Within a year of the expansion, COTA ridership grew from 5% of eligible participants to 10-14%. “We heard from [employers] that offering the benefit helped with employee recruitment and retention,” said Brankamp. “There were 17 companies that reported making leasing decisions based on this transit incentive. That’s a big deal in a place where overall transit use is so low.”

“We have heard all kinds of stories from people about this [Downtown C-pass] program,” Brankamp added. “From a part-time restaurant worker who now doesn’t have to use their tips to pay bus fare to single moms that are able to save that money… to people that are making six figures that are saying, ‘I love taking the bus now, it’s not as stressful at all to sit in traffic.’”

Implications of an institutional pass program

A virtuous cycle of ridership gains: As Seattle has demonstrated, a widely available, well-publicized institutional pass program can help draw riders to the system. And getting back on a ridership growth trajectory will have knock-on effects, like a greater sense of safety and security among riders.

Financial stability: While institutional passes are sold at a discount, agencies are not giving away the store. “Employers are buying [a pass] for every benefit-eligible full-time employee, so transit agencies are getting paid for each person, whether or not they use it,” said Bjelland of Commute Seattle. When agencies achieve significant scale with these programs, the sale of institutional passes functions as a large and predictable revenue stream, which in turn can improve terms for borrowing to fund investments in better service.
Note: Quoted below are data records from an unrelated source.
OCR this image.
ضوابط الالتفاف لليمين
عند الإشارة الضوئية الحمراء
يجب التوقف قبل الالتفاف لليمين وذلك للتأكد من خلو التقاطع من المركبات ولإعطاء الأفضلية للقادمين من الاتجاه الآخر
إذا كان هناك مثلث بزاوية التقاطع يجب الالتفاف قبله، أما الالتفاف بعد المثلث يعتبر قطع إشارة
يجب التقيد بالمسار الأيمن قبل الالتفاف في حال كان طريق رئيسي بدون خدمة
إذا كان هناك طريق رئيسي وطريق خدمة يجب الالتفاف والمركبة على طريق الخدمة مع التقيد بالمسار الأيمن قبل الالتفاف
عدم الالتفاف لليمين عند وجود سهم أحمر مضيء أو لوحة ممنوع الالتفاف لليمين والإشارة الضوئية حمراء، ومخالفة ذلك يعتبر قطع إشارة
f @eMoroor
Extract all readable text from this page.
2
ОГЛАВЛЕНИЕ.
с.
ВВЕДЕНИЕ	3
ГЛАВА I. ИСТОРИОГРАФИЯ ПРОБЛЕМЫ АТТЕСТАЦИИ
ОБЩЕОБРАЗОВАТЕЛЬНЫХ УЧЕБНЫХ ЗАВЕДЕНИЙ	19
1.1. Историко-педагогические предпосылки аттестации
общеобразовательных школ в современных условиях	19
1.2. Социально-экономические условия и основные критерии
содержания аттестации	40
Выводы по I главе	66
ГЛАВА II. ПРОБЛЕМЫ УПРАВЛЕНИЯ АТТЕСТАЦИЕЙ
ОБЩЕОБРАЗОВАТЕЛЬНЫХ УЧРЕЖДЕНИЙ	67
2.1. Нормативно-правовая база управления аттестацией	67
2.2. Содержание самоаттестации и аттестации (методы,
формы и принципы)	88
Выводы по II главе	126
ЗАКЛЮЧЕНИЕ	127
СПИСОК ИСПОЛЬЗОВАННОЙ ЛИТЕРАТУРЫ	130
Fairness: For workers with low incomes, access to transit via a bulk pass program can drastically reduce transportation costs for a wide variety of trips. But if the programs are not framed carefully within an agency’s overall fare structure, they may, in effect, subsidize more affluent workers.

To avoid this pitfall, Santa Clara County’s Valley Transportation Authority (VTA) structures prices to reflect the means of the customer. “Colleges are the cheapest, [then] not-for-profit organizations, and then [for-profit] corporations. Lower-income workers and students pay less than the corporate tech companies,” VTA Senior Management Analyst Alvin Lucas told TransitCenter. 

But what about people who don’t qualify for passes through an employer or school? All three of the agencies we spoke to also offer free or very-low-cost fare options for people with low-incomes.

Without such an option, agencies run the risk of setting up an unequal fare policy regime: free passes for people who are employed, full-price fares for those who are not. It’s also worth considering whether foregone revenue from institutional pass discounts would be better spent on boosting funding for low-income fare programs. Agencies should clearly articulate values to guide development of their overall fare policy and structure an institutional pass program accordingly.